Tether Backs t-0 Network in Push to Replace SWIFT with USDT Rails
Tether’s undisclosed investment in t-0 network aims to replace correspondent banking with USDT-based net settlement for licensed institutions.
Tether has executed a strategic investment in t-0 network, a move designed to embed USDT directly into the backend of traditional banking. The undisclosed deal funds a settlement layer where licensed banks and fintechs can conduct fiat-to-fiat transfers using USDT as the intermediate rail, effectively bypassing legacy correspondent banking networks.
The Mechanism: “Shadow SWIFT”
While the front end resembles a standard bank transfer, users send and receive local currency. The t-0 infrastructure utilizes USDT for the settlement leg. Unlike the real-time gross settlement (RTGS) models used by central banks, t-0 employs a non-custodial net-settlement model. This allows institutions to batch transactions and settle net differences on-chain, compressing days of SWIFT latency into seconds.
Paolo Ardoino, Tether’s CEO, framed the investment as an attack on TradFi inefficiencies:
The t-0 network directly addresses the complexity of international payments by combining real-time settlement, cost efficiency, FX transparency, and global reach.
Institutional Plumbing
This is not a retail wallet play.

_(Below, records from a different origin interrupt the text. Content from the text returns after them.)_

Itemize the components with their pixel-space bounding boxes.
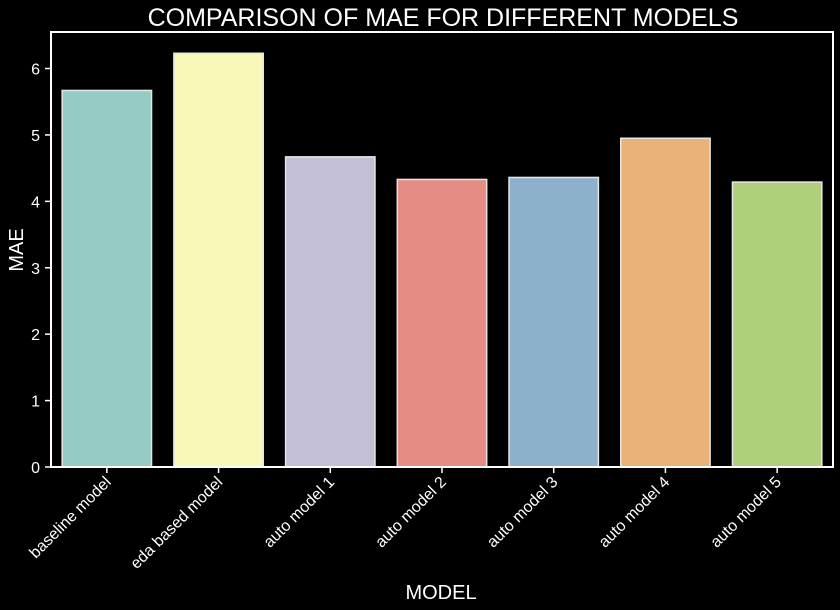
x-tick-label: eda based model	[128, 474, 227, 573]
y-tick-label: 5	[31, 128, 40, 145]
bar-auto-model-5	[731, 181, 823, 468]
x-tick-label: auto model 4	[596, 474, 674, 552]
chart-title: COMPARISON OF MAE FOR DIFFERENT MODELS	[148, 4, 739, 32]
x-tick-label: auto model 2	[372, 474, 450, 552]
x-tick-label: auto model 1	[261, 474, 339, 552]
plot-frame	[50, 31, 834, 468]
bar-auto-model-2	[396, 178, 488, 468]
y-tick-label: 6	[31, 62, 40, 79]
bars-group	[61, 52, 823, 468]
x-axis-label: MODEL	[405, 582, 476, 604]
bar-auto-model-3	[508, 176, 600, 468]
bar-eda-based-model	[173, 52, 265, 468]
y-tick-label: 2	[31, 327, 40, 344]
y-axis-label: MAE	[6, 228, 28, 271]
y-tick-label: 1	[31, 394, 40, 411]
y-tick-label: 4	[31, 194, 40, 211]
bar-baseline-model	[61, 89, 153, 468]
bar-auto-model-4	[619, 137, 711, 468]
x-tick-label: auto model 3	[484, 474, 562, 552]
y-axis: 0 1 2 3 4 5 6	[31, 62, 51, 477]
x-tick-label: auto model 5	[708, 474, 786, 552]
y-tick-label: 3	[31, 261, 40, 278]
x-axis: baseline model eda based model auto model …	[27, 467, 785, 573]
y-tick-label: 0	[31, 460, 40, 477]
x-tick-label: baseline model	[27, 474, 115, 562]
bar-auto-model-1	[284, 156, 376, 468]
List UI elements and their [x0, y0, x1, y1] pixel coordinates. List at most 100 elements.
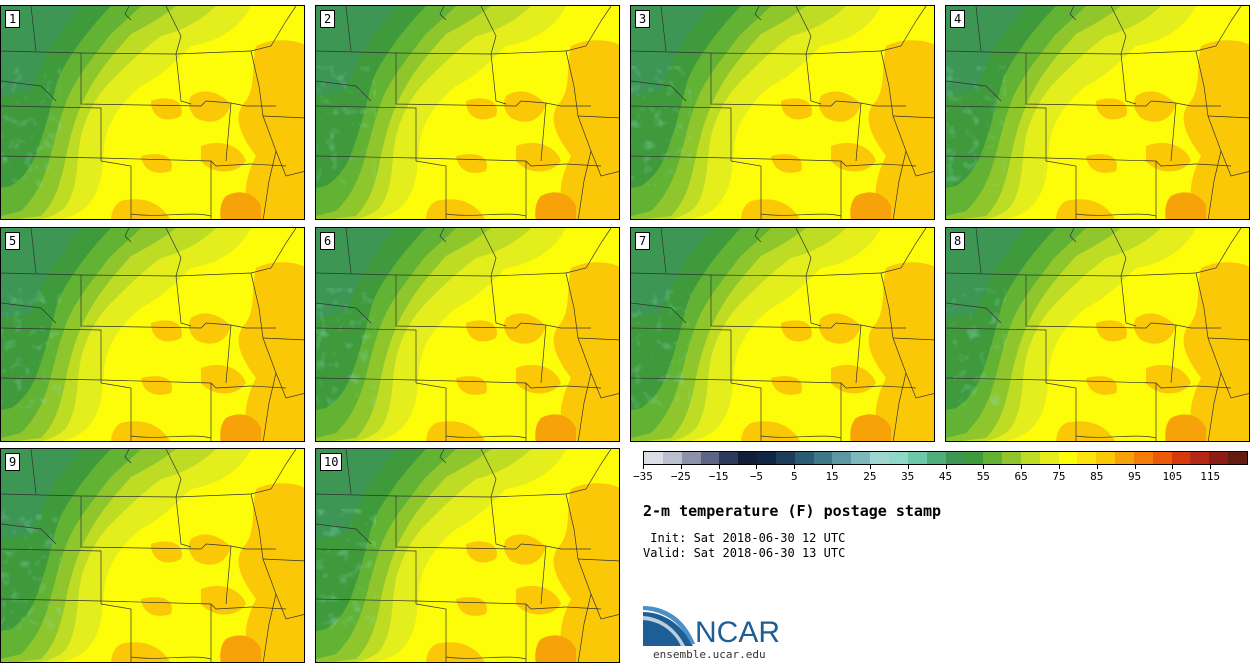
postage-stamp-map: 7 [630, 227, 935, 442]
colorbar: −35 −25 −15 −5 5 15 25 35 45 55 65 75 85 95 105 115 [633, 451, 1248, 486]
logo-text: NCAR [695, 616, 781, 649]
colorbar-tick [983, 465, 985, 469]
temperature-map [1, 6, 304, 219]
colorbar-cell [1077, 452, 1097, 464]
colorbar-cell [1115, 452, 1134, 464]
postage-stamp-map: 4 [945, 5, 1250, 220]
colorbar-tick-label: −25 [670, 470, 691, 483]
ncar-swoosh-icon [643, 606, 695, 646]
colorbar-cell [775, 452, 795, 464]
colorbar-tick [718, 465, 720, 469]
init-time: Init: Sat 2018-06-30 12 UTC [643, 531, 846, 545]
colorbar-cell [1152, 452, 1172, 464]
colorbar-tick-label: 115 [1200, 470, 1221, 483]
colorbar-cell [1171, 452, 1191, 464]
colorbar-cell [757, 452, 776, 464]
postage-stamp-map: 2 [315, 5, 620, 220]
temperature-map [316, 6, 619, 219]
colorbar-cell [662, 452, 682, 464]
colorbar-tick [680, 465, 682, 469]
logo-url: ensemble.ucar.edu [653, 648, 766, 661]
postage-stamp-map: 10 [315, 448, 620, 663]
colorbar-tick-label: 55 [976, 470, 990, 483]
member-number-label: 6 [320, 232, 336, 250]
colorbar-cell [681, 452, 701, 464]
colorbar-tick [1021, 465, 1023, 469]
colorbar-tick [1058, 465, 1060, 469]
colorbar-tick [1210, 465, 1212, 469]
member-number-label: 7 [635, 232, 651, 250]
member-number-label: 10 [320, 453, 343, 471]
colorbar-cell [794, 452, 814, 464]
colorbar-cell [738, 452, 758, 464]
colorbar-cell [983, 452, 1003, 464]
colorbar-cell [1190, 452, 1210, 464]
temperature-map [946, 6, 1249, 219]
postage-stamp-map: 5 [0, 227, 305, 442]
colorbar-cell [851, 452, 871, 464]
colorbar-tick-label: 35 [901, 470, 915, 483]
colorbar-tick [832, 465, 834, 469]
temperature-map [631, 6, 934, 219]
colorbar-cell [926, 452, 946, 464]
postage-stamp-map: 6 [315, 227, 620, 442]
colorbar-cell [945, 452, 965, 464]
colorbar-cell [700, 452, 720, 464]
colorbar-cell [1020, 452, 1040, 464]
colorbar-tick [907, 465, 909, 469]
postage-stamp-map: 3 [630, 5, 935, 220]
colorbar-cell [870, 452, 889, 464]
member-number-label: 4 [950, 10, 966, 28]
colorbar-cell [907, 452, 927, 464]
colorbar-tick-label: 25 [863, 470, 877, 483]
colorbar-tick-label: −5 [749, 470, 764, 483]
colorbar-tick [756, 465, 758, 469]
member-number-label: 2 [320, 10, 336, 28]
valid-time: Valid: Sat 2018-06-30 13 UTC [643, 546, 846, 560]
member-number-label: 3 [635, 10, 651, 28]
colorbar-tick [869, 465, 871, 469]
colorbar-tick-label: −35 [633, 470, 653, 483]
colorbar-tick-label: 5 [790, 470, 798, 483]
postage-stamp-map: 9 [0, 448, 305, 663]
colorbar-tick [1134, 465, 1136, 469]
colorbar-cell [1209, 452, 1229, 464]
colorbar-tick [794, 465, 796, 469]
colorbar-cell [813, 452, 833, 464]
colorbar-cell [1096, 452, 1116, 464]
colorbar-cell [1039, 452, 1059, 464]
temperature-map [316, 449, 619, 662]
ncar-logo: NCAR ensemble.ucar.edu [643, 606, 803, 662]
colorbar-cell [644, 452, 663, 464]
temperature-map [946, 228, 1249, 441]
colorbar-cell [719, 452, 739, 464]
colorbar-ticks: −35 −25 −15 −5 5 15 25 35 45 55 65 75 85 95 105 115 [633, 465, 1248, 485]
temperature-map [1, 228, 304, 441]
postage-stamp-map: 8 [945, 227, 1250, 442]
member-number-label: 9 [5, 453, 21, 471]
colorbar-tick [643, 465, 644, 469]
colorbar-cell [1228, 452, 1247, 464]
colorbar-tick-label: 45 [938, 470, 953, 483]
temperature-map [631, 228, 934, 441]
colorbar-cell [832, 452, 852, 464]
member-number-label: 1 [5, 10, 21, 28]
colorbar-tick [945, 465, 947, 469]
member-number-label: 5 [5, 232, 21, 250]
colorbar-tick-label: 65 [1014, 470, 1028, 483]
temperature-map [1, 449, 304, 662]
postage-stamp-map: 1 [0, 5, 305, 220]
colorbar-scale [643, 451, 1248, 465]
colorbar-tick-label: 105 [1162, 470, 1183, 483]
colorbar-cell [888, 452, 908, 464]
colorbar-cell [1058, 452, 1078, 464]
colorbar-tick-label: 95 [1127, 470, 1142, 483]
colorbar-tick-label: 75 [1052, 470, 1066, 483]
colorbar-tick-label: 15 [825, 470, 839, 483]
colorbar-cell [964, 452, 984, 464]
colorbar-cell [1133, 452, 1153, 464]
member-number-label: 8 [950, 232, 966, 250]
colorbar-tick-label: 85 [1090, 470, 1104, 483]
figure-title: 2-m temperature (F) postage stamp [643, 502, 942, 520]
colorbar-tick-label: −15 [708, 470, 729, 483]
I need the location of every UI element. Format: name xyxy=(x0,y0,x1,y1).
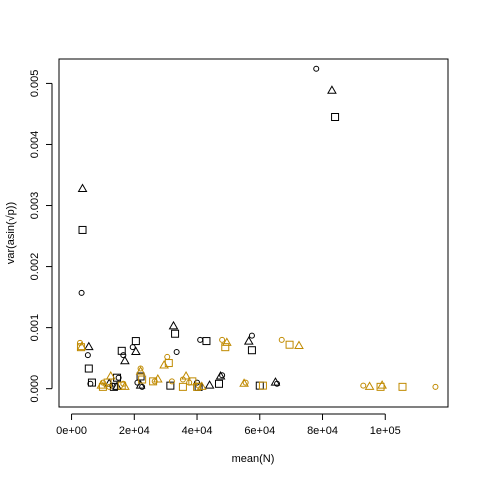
data-point-triangle xyxy=(364,381,375,390)
y-axis: 0.000 0.001 0.002 0.003 0.004 0.005 xyxy=(29,70,53,403)
data-point-triangle xyxy=(204,380,215,389)
data-point-circle xyxy=(219,336,226,343)
data-point-triangle xyxy=(152,374,163,383)
x-tick-label: 2e+04 xyxy=(119,425,150,437)
data-point-square xyxy=(117,381,126,390)
y-tick-label: 0.001 xyxy=(29,314,41,342)
data-point-square xyxy=(109,382,118,391)
x-tick-label: 8e+04 xyxy=(307,425,338,437)
data-point-circle xyxy=(242,379,249,386)
data-point-square xyxy=(84,364,93,373)
data-point-circle xyxy=(278,336,285,343)
data-point-circle xyxy=(137,365,144,372)
data-point-square xyxy=(285,340,294,349)
data-point-circle xyxy=(432,383,439,390)
data-point-square xyxy=(376,382,385,391)
y-tick-label: 0.005 xyxy=(29,70,41,98)
data-point-circle xyxy=(219,372,226,379)
x-axis: 0e+00 2e+04 4e+04 6e+04 8e+04 1e+05 xyxy=(56,413,401,437)
data-point-triangle xyxy=(130,346,141,356)
data-point-square xyxy=(87,378,96,387)
data-point-circle xyxy=(168,378,175,385)
data-point-circle xyxy=(360,382,367,389)
data-point-triangle xyxy=(327,85,337,94)
y-tick-label: 0.003 xyxy=(29,192,41,220)
data-point-triangle xyxy=(135,366,146,375)
data-point-triangle xyxy=(181,370,191,380)
data-point-triangle xyxy=(77,183,88,193)
data-point-square xyxy=(247,346,256,355)
data-point-square xyxy=(171,329,180,338)
data-point-triangle xyxy=(270,377,281,386)
data-point-square xyxy=(103,378,112,387)
x-tick-label: 1e+05 xyxy=(370,425,401,437)
data-point-square xyxy=(138,375,147,384)
data-point-square xyxy=(166,381,175,390)
data-point-circle xyxy=(248,332,255,339)
data-point-square xyxy=(193,382,202,391)
data-point-square xyxy=(331,113,340,121)
data-point-triangle xyxy=(294,340,304,349)
data-point-circle xyxy=(313,65,320,72)
data-point-square xyxy=(398,382,407,391)
data-point-triangle xyxy=(159,359,169,369)
x-tick-label: 6e+04 xyxy=(244,425,275,437)
y-tick-label: 0.002 xyxy=(29,253,41,281)
data-point-square xyxy=(202,337,211,346)
data-point-square xyxy=(117,346,126,355)
data-point-square xyxy=(98,382,107,391)
data-point-circle xyxy=(197,336,204,343)
data-point-square xyxy=(221,343,230,352)
plot-area-frame xyxy=(58,58,449,408)
data-point-circle xyxy=(115,374,122,381)
data-point-circle xyxy=(84,352,91,359)
y-axis-title: var(asin(√p)) xyxy=(5,202,17,264)
data-point-circle xyxy=(164,353,171,360)
data-point-square xyxy=(78,225,87,234)
data-point-triangle xyxy=(135,380,146,389)
data-points xyxy=(76,65,439,391)
data-point-square xyxy=(258,381,267,390)
x-tick-label: 0e+00 xyxy=(56,425,87,437)
data-point-square xyxy=(178,382,187,391)
data-point-triangle xyxy=(239,378,249,387)
data-point-square xyxy=(188,377,197,386)
data-point-square xyxy=(131,337,140,346)
x-tick-label: 4e+04 xyxy=(182,425,213,437)
data-point-triangle xyxy=(76,341,87,351)
data-point-circle xyxy=(151,378,158,385)
data-point-circle xyxy=(120,352,127,359)
data-point-triangle xyxy=(243,336,254,345)
data-point-circle xyxy=(129,344,136,351)
data-point-circle xyxy=(173,349,180,356)
data-point-circle xyxy=(78,289,85,296)
data-point-square xyxy=(149,377,158,386)
y-tick-label: 0.000 xyxy=(29,375,41,403)
y-tick-label: 0.004 xyxy=(29,131,41,159)
data-point-triangle xyxy=(120,355,130,365)
data-point-triangle xyxy=(221,337,232,346)
data-point-square xyxy=(164,359,173,368)
data-point-circle xyxy=(194,379,201,386)
data-point-triangle xyxy=(168,320,179,330)
x-axis-title: mean(N) xyxy=(232,453,275,465)
data-point-triangle xyxy=(196,381,207,390)
data-point-square xyxy=(76,343,85,352)
data-point-triangle xyxy=(83,341,94,351)
data-point-triangle xyxy=(215,370,226,380)
data-point-square xyxy=(214,379,223,388)
data-point-triangle xyxy=(377,380,387,389)
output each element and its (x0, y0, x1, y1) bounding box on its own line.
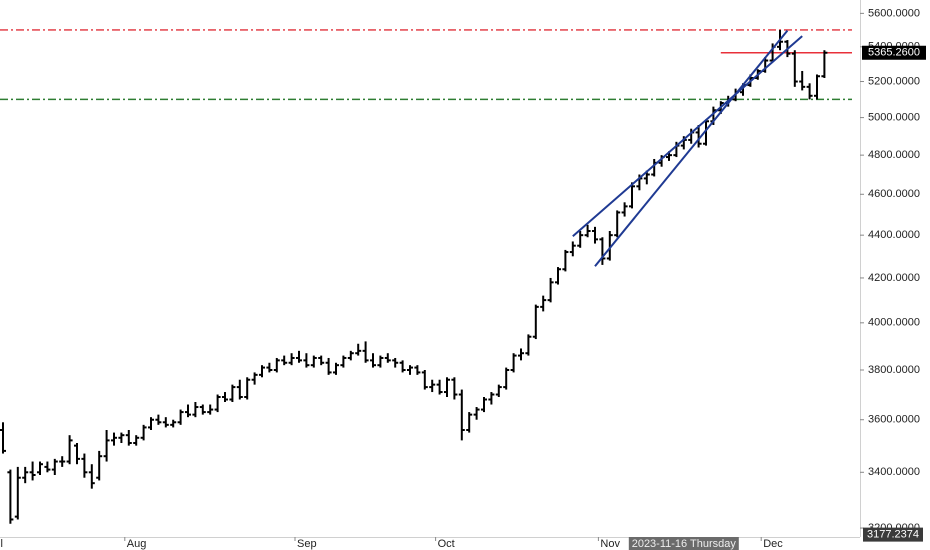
x-tick-label: Dec (763, 538, 783, 550)
trendline (572, 35, 803, 237)
y-tick-label: 3600.0000 (868, 414, 920, 426)
crosshair-price-tag (863, 527, 923, 542)
trendline (594, 29, 789, 267)
last-price-label: 5365.2600 (868, 47, 920, 59)
x-tick-label: Nov (600, 538, 620, 550)
y-tick-label: 5000.0000 (868, 112, 920, 124)
y-tick-label: 4000.0000 (868, 317, 920, 329)
y-tick-label: 3800.0000 (868, 364, 920, 376)
last-price-tag (862, 45, 926, 60)
x-tick-label: Jul (0, 538, 3, 550)
y-tick-label: 5200.0000 (868, 75, 920, 87)
crosshair-date-label: 2023-11-16 Thursday (632, 538, 737, 550)
crosshair-price-label: 3177.2374 (867, 529, 919, 541)
y-tick-label: 4600.0000 (868, 188, 920, 200)
y-tick-label: 4200.0000 (868, 272, 920, 284)
y-tick-label: 4400.0000 (868, 229, 920, 241)
x-tick-label: Aug (127, 538, 147, 550)
crosshair-date-tag (628, 537, 739, 550)
y-tick-label: 3400.0000 (868, 466, 920, 478)
x-tick-label: Sep (297, 538, 317, 550)
x-tick-label: Oct (438, 538, 455, 550)
y-tick-label: 4800.0000 (868, 149, 920, 161)
y-tick-label: 5600.0000 (868, 7, 920, 19)
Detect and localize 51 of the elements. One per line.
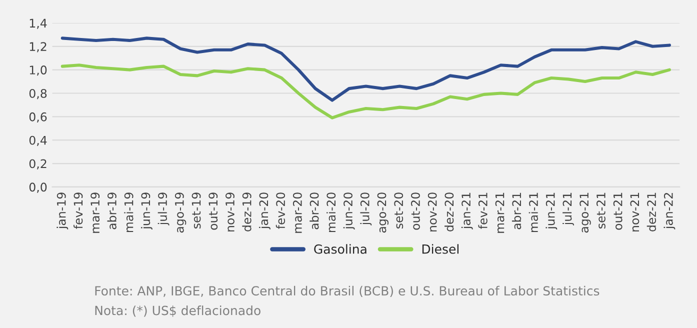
- x-tick-label: abr-19: [107, 192, 116, 230]
- x-tick-label: out-19: [208, 192, 218, 230]
- x-tick-label: ago-20: [377, 192, 388, 233]
- x-tick-label: jun-20: [343, 192, 355, 230]
- line-series: [60, 64, 671, 120]
- x-tick-label: dez-21: [646, 192, 656, 232]
- x-tick-label: jun-21: [546, 192, 558, 230]
- x-tick-label: jan-19: [56, 192, 68, 230]
- x-tick-label: fev-21: [478, 192, 488, 229]
- source-note: Fonte: ANP, IBGE, Banco Central do Brasil (BCB) e U.S. Bureau of Labor Statistics: [95, 286, 600, 298]
- y-tick-label: 0,4: [29, 136, 47, 146]
- x-tick-label: jul-21: [562, 192, 574, 226]
- x-tick-label: mai-21: [528, 192, 538, 232]
- x-tick-label: fev-20: [276, 192, 286, 229]
- x-tick-label: ago-19: [174, 192, 186, 233]
- y-tick-label: 1,2: [30, 42, 46, 52]
- x-tick-label: jan-21: [461, 192, 473, 230]
- x-tick-label: dez-19: [242, 192, 252, 232]
- legend-label: Gasolina: [314, 244, 366, 254]
- y-tick-label: 1,4: [30, 18, 47, 29]
- x-tick-label: out-20: [411, 192, 420, 230]
- x-tick-label: jun-19: [140, 192, 152, 230]
- line-series: [60, 36, 671, 102]
- x-tick-label: jan-22: [664, 193, 676, 230]
- legend-label: Diesel: [422, 244, 458, 254]
- y-tick-label: 1,0: [30, 66, 47, 76]
- x-tick-label: nov-21: [630, 192, 640, 232]
- x-tick-label: jan-20: [259, 192, 270, 230]
- y-tick-label: 0,2: [29, 159, 46, 170]
- x-tick-label: nov-20: [428, 192, 437, 232]
- text: Nota: (*) US$ deflacionado: [95, 306, 260, 317]
- x-tick-label: dez-20: [444, 192, 454, 232]
- x-tick-label: set-21: [596, 192, 606, 229]
- x-tick-label: mar-21: [495, 192, 504, 233]
- x-tick-label: ago-21: [580, 192, 591, 233]
- x-tick-label: abr-20: [310, 192, 319, 230]
- y-tick-label: 0,6: [29, 112, 47, 123]
- x-tick-label: nov-19: [226, 192, 234, 232]
- x-tick-label: mai-19: [124, 192, 134, 232]
- x-tick-label: mai-20: [326, 192, 336, 232]
- x-tick-label: fev-19: [74, 192, 83, 229]
- x-tick-label: jul-19: [158, 192, 170, 226]
- x-tick-label: mar-20: [292, 192, 302, 233]
- y-tick-label: 0,0: [29, 182, 47, 193]
- x-tick-label: jul-20: [360, 192, 372, 226]
- x-tick-label: mar-19: [90, 192, 100, 233]
- x-tick-label: set-20: [394, 192, 404, 229]
- y-tick-label: 0,8: [29, 88, 47, 100]
- x-tick-label: out-21: [613, 192, 622, 230]
- x-tick-label: abr-21: [512, 192, 522, 230]
- x-tick-label: set-19: [192, 192, 201, 229]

The t-0 network, led by CEO James Brownlee, is strictly B2B infrastructure. By focusing on licensed financial institutions, Tether is leveraging its $185.6 billion market cap to solve the liquidity fragmentation that plagues cross-border payments. The “t-0” branding, a nod to the “T+0” (instant) settlement standard, signals an intent to outpace the T+1 cycles currently being adopted by major stock exchanges.
For Tether, the play diversifies revenue beyond the high-yield Treasury bills backing its reserves. By locking USDT into the operational flows of fintechs, the stablecoin issuer reduces its reliance on crypto exchange volume and positions itself as a critical vendor for global trade settlement.